VOITURE (Vincent), né à Amiens en 1598. C est le premier qui fut en France ce qu'on appelle un bel esprit. Il n'eut guere que ce mérite dans ses écrits, sur lesquels on ne peut se former le goût; mais ce mérite était alors très rare. On a de lui de très jolis vers, mais en petit nombre. Ceux qu'il fit pour la reine Anne d'Autriche, et qu'on n'imprima pas dans son recueil, sont un monument de cette liberté galante qui régnait à la cour de cette reine, dont les frondeurs lasserent la douceur et la bonté.

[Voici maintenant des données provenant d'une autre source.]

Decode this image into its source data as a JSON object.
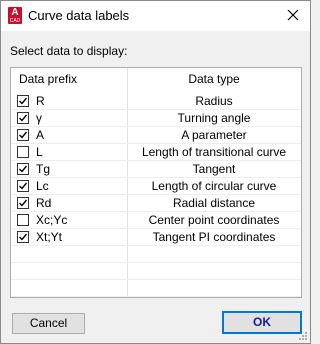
{
  "window": {
    "title": "Curve data labels",
    "app_icon_letter": "A",
    "app_icon_sub": "CAD"
  },
  "select_label": "Select data to display:",
  "table": {
    "headers": [
      "Data prefix",
      "Data type"
    ],
    "rows": [
      {
        "prefix": "R",
        "type": "Radius",
        "checked": true
      },
      {
        "prefix": "γ",
        "type": "Turning angle",
        "checked": true
      },
      {
        "prefix": "A",
        "type": "A parameter",
        "checked": true
      },
      {
        "prefix": "L",
        "type": "Length of transitional curve",
        "checked": false
      },
      {
        "prefix": "Tg",
        "type": "Tangent",
        "checked": true
      },
      {
        "prefix": "Lc",
        "type": "Length of circular curve",
        "checked": true
      },
      {
        "prefix": "Rd",
        "type": "Radial distance",
        "checked": true
      },
      {
        "prefix": "Xc;Yc",
        "type": "Center point coordinates",
        "checked": false
      },
      {
        "prefix": "Xt;Yt",
        "type": "Tangent PI coordinates",
        "checked": true
      }
    ]
  },
  "buttons": {
    "cancel": "Cancel",
    "ok": "OK"
  },
  "colors": {
    "accent": "#0078d7",
    "brand": "#c8102e"
  }
}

Je pensais si le cardinal,
J'entends celui de la Vallette,
Pouvait voir l'éclat sans égal

Dans lequel maintenant vous ête;

(1)

J'entends celui de la beauté;
Car auprès je n'estime guere,
Cela soit dit sans vous déplaire,
Tout l'éclat de la majesté.

Il fit aussi des vers italiens et espagnols avec suc. cès. Mort en 1648.

(1) Alors on était dans l'usage de retrancher dans les vers les lettres finales qui incommodaient; vous éte pour vous étes. C'est ainsi qu'en usent les Italiens et les Anglais. La poésie française est trop gênée, et très sou→ vent trop prosaïque.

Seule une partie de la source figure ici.